HOROSCOPE FOR THE DAY: You've must always be true to yourself and to other people. Change is good. (-_-)


I am extremely tired and worn-out with all the current ongoings.
My brain is over-strained with all the thinking.
I do not want anything, anymore. I wish for nothing now.

Whatever that was delivered to me, its more then what i can handle.
What i have in my plate at present, exceeds my own expectation n limitation.
Its really more then enough.
I am unable to face or accept any other additional(s) that will come my way.

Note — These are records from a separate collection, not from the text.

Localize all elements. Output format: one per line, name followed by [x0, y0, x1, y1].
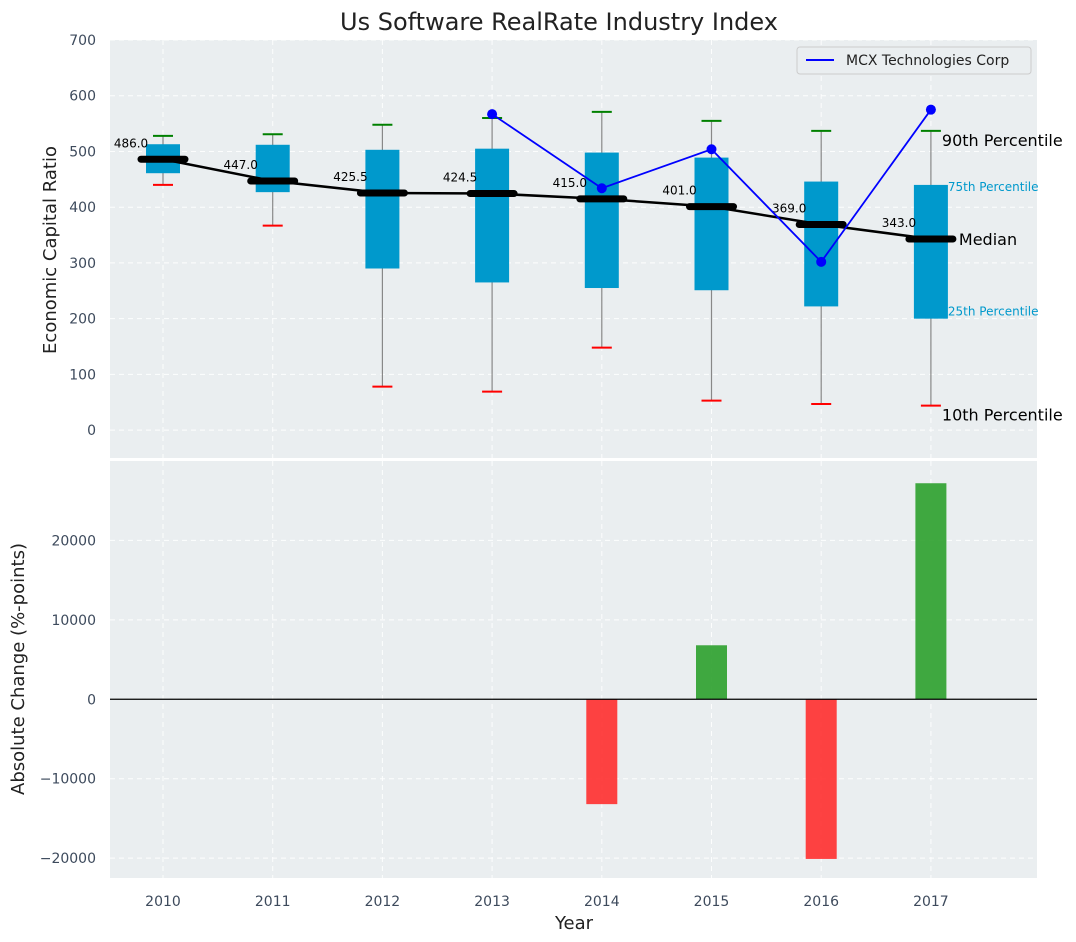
- top-panel: 0 100 200 300 400 500 600 700 486.0 447.0 425.5 424…: [69, 33, 1063, 458]
- change-bar-2015: [696, 645, 727, 700]
- annotation-75th-percentile: 75th Percentile: [948, 180, 1039, 194]
- median-value-label-2012: 425.5: [333, 170, 367, 184]
- top-y-tick-label: 700: [69, 33, 96, 49]
- series-point-2015: [706, 144, 717, 155]
- series-point-2014: [596, 183, 607, 194]
- median-value-label-2013: 424.5: [443, 171, 477, 185]
- bottom-y-tick-label: 20000: [51, 533, 96, 549]
- top-y-tick-label: 500: [69, 144, 96, 160]
- median-value-label-2010: 486.0: [114, 136, 148, 150]
- box-2014: [584, 152, 619, 289]
- x-tick-label-2013: 2013: [474, 894, 510, 910]
- median-value-label-2015: 401.0: [662, 184, 696, 198]
- annotation-10th-percentile: 10th Percentile: [942, 406, 1063, 425]
- series-point-2016: [816, 256, 827, 267]
- bottom-plot-background: [110, 461, 1037, 878]
- box-2015: [694, 157, 729, 291]
- annotation-90th-percentile: 90th Percentile: [942, 131, 1063, 150]
- box-2011: [255, 144, 290, 193]
- top-plot-background: [110, 40, 1037, 458]
- series-point-2013: [487, 109, 498, 120]
- bottom-y-tick-label: 0: [87, 692, 96, 708]
- bottom-y-tick-label: −10000: [40, 772, 96, 788]
- box-2012: [365, 149, 400, 269]
- median-value-label-2017: 343.0: [882, 216, 916, 230]
- change-bar-2016: [805, 699, 837, 859]
- box-2013: [475, 148, 510, 283]
- bottom-y-tick-label: −20000: [40, 851, 96, 867]
- legend: MCX Technologies Corp: [796, 46, 1032, 75]
- x-axis-label: Year: [554, 913, 594, 934]
- legend-entry-mcx: MCX Technologies Corp: [846, 53, 1009, 69]
- x-tick-label-2015: 2015: [694, 894, 730, 910]
- top-y-tick-label: 200: [69, 312, 96, 328]
- top-y-tick-label: 300: [69, 256, 96, 272]
- box-2017: [913, 184, 948, 319]
- annotation-25th-percentile: 25th Percentile: [948, 305, 1039, 319]
- top-y-tick-label: 600: [69, 89, 96, 105]
- top-y-axis-label: Economic Capital Ratio: [40, 146, 61, 354]
- box-2016: [804, 181, 839, 307]
- x-tick-label-2016: 2016: [803, 894, 839, 910]
- x-tick-label-2012: 2012: [365, 894, 401, 910]
- change-bar-2014: [586, 699, 618, 805]
- legend-box: [796, 46, 1032, 75]
- top-y-tick-label: 100: [69, 367, 96, 383]
- median-value-label-2016: 369.0: [772, 201, 806, 215]
- change-bar-2017: [915, 483, 947, 700]
- bottom-panel: −20000 −10000 0 10000 20000 2010 2011 2012 2013 2…: [40, 461, 1037, 910]
- bottom-y-axis-label: Absolute Change (%-points): [8, 543, 29, 795]
- x-tick-label-2017: 2017: [913, 894, 949, 910]
- annotation-median: Median: [959, 230, 1017, 249]
- top-y-tick-label: 400: [69, 200, 96, 216]
- median-value-label-2011: 447.0: [224, 158, 258, 172]
- x-tick-label-2011: 2011: [255, 894, 291, 910]
- x-tick-label-2010: 2010: [145, 894, 181, 910]
- x-tick-label-2014: 2014: [584, 894, 620, 910]
- chart-title: Us Software RealRate Industry Index: [340, 8, 778, 36]
- median-value-label-2014: 415.0: [553, 176, 587, 190]
- series-point-2017: [925, 104, 936, 115]
- bottom-y-tick-label: 10000: [51, 613, 96, 629]
- top-y-tick-label: 0: [87, 423, 96, 439]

i hv no desire for additional anguish n distress.
This ordeal is already a agonizing torment.
Im pulling thru my last breath with what i have at hand.
What im facing rite now, has left me all maxed-out n stretched to the end.

The frontage that im holding up, is no more. It came all crushing down.
My determination and my willpower had taken a dip.
I have zilch, zero, none fighting spirit left.

Previously, and like always, i refuse to let all this bring me down.
But this time round, i bow down. I concede defeat.
Im throwing in the towel. Im taking out my white flag. I surrender.

All solutions that i can think of is futile. Its a solid dead end. I'll end up digging my own grave if i persist.

I am severely ultra exhausted. I wanna hibernate. I wish to fall into a deep slumber with no intention to wake up.